At some point I got stuck. After the server was up and running I was sending some JSON data to it with curl. And somehow I couldn't make the simplest possible controller work. The JSON-to-POJO mapping was refusing to cooperate. I changed version of Jackson, browsed through Spring documentation, Stackoverflow and numerous blogs. All to no avail. Some stupid bug was still there.


(picture found on list25.com)

It took me an hour to realize the bug was in another place: the JSON data I tried to POST was invalid! :) One check with jsonviewer helped me to realize this. Well, that sucked. I took almost the simplest JSON possible and still I was able to make a mistake which hindered my progress for quite a long time. Eh.

The Plans

I'm quite happy with what I have achieved today. I can already see the system working so I know the design makes sense. It does not matter that some parts of it are fakes (for example there are some business rules involved, and now there is only a fake implementation of the "always-return-true" kind).

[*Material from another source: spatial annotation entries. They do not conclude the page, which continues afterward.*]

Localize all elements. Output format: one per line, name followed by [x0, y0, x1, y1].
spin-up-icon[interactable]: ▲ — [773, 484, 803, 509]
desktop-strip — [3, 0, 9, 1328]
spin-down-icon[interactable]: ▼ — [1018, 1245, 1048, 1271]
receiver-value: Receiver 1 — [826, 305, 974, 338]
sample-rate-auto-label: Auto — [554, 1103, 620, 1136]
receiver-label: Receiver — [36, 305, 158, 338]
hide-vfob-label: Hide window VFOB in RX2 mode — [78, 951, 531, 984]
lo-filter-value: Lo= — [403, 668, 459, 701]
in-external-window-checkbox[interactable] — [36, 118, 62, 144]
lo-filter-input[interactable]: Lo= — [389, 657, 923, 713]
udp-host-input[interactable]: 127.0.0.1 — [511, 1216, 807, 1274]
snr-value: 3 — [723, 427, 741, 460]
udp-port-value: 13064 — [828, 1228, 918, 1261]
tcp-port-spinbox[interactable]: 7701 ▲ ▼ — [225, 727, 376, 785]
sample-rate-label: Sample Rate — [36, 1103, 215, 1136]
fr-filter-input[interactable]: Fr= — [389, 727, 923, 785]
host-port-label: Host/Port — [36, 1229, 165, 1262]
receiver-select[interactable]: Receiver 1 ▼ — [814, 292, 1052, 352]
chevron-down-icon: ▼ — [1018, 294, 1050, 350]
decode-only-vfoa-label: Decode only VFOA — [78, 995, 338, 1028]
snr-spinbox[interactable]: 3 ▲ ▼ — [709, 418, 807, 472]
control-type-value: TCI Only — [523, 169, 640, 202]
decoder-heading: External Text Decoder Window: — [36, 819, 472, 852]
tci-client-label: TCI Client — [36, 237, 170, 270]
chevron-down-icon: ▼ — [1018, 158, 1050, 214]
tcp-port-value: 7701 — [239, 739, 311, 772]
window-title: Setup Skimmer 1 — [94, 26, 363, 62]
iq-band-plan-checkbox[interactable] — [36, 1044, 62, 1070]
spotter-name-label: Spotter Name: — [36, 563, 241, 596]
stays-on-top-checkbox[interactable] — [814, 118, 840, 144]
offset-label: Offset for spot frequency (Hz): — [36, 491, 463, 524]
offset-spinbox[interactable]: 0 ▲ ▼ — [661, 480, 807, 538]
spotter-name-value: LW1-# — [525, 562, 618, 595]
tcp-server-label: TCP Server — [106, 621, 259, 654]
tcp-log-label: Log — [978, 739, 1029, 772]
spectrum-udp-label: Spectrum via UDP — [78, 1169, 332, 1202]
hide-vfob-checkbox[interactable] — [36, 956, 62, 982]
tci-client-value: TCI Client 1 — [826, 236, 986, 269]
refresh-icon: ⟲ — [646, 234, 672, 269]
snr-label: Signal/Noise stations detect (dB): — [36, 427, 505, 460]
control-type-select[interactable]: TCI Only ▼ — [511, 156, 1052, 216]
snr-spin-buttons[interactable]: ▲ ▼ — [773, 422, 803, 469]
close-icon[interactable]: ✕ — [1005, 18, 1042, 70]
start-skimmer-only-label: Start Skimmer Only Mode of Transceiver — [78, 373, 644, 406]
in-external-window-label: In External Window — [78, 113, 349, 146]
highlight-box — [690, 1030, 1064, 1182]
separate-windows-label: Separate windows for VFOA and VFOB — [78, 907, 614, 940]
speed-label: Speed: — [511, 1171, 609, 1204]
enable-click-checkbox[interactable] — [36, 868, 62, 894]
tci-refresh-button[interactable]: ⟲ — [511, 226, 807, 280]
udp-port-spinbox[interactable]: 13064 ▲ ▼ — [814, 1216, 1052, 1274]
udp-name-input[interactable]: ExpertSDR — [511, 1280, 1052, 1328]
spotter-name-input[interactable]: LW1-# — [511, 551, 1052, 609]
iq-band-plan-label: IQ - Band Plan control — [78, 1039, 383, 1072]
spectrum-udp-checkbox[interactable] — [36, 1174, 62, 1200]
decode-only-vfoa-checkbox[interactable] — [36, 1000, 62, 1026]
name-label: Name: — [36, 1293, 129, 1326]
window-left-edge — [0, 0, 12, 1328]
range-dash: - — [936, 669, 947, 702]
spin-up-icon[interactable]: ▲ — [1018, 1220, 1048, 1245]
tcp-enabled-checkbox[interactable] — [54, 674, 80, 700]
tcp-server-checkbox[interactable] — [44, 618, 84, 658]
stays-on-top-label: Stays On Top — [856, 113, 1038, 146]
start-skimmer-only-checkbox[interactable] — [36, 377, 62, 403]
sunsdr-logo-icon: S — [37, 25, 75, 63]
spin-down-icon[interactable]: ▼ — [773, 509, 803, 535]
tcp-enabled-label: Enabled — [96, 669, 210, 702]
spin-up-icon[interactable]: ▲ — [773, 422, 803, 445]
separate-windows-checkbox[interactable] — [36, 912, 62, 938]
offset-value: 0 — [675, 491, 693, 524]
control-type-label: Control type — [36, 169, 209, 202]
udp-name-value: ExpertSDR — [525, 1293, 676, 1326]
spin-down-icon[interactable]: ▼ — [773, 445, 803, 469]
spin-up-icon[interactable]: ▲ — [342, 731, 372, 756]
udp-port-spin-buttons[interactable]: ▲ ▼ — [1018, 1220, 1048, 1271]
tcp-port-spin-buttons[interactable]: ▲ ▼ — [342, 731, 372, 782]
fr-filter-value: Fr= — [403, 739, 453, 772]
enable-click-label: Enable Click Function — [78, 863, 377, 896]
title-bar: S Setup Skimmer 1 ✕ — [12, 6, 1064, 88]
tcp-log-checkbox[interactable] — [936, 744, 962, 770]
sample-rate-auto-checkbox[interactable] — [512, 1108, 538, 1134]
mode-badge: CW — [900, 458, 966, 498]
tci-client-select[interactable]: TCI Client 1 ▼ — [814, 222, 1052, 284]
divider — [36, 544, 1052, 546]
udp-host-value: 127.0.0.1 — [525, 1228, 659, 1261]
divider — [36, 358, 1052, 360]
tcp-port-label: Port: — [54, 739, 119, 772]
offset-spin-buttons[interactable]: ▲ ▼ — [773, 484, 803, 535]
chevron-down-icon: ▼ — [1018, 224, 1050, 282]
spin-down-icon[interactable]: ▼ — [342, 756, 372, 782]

During the coding I have improved the naming. After I wrote some interfaces and looked at the way they interact with each other, I have realised that the names that I have chosen initially could be well improved.

At the current stage of development I call my system "a walking skeleton". I believe it is time to add some muscles. :) My plan for tomorrow is to discuss the integration/end-to-end tests with Dawid (our QA). This will allow me to write some more serious stuff.

I also wonder what happens if I write some unit tests for the database replacements (for the silly services which keep some date in memory using hash maps). How much work will be required later to use the same tests for real database implementation?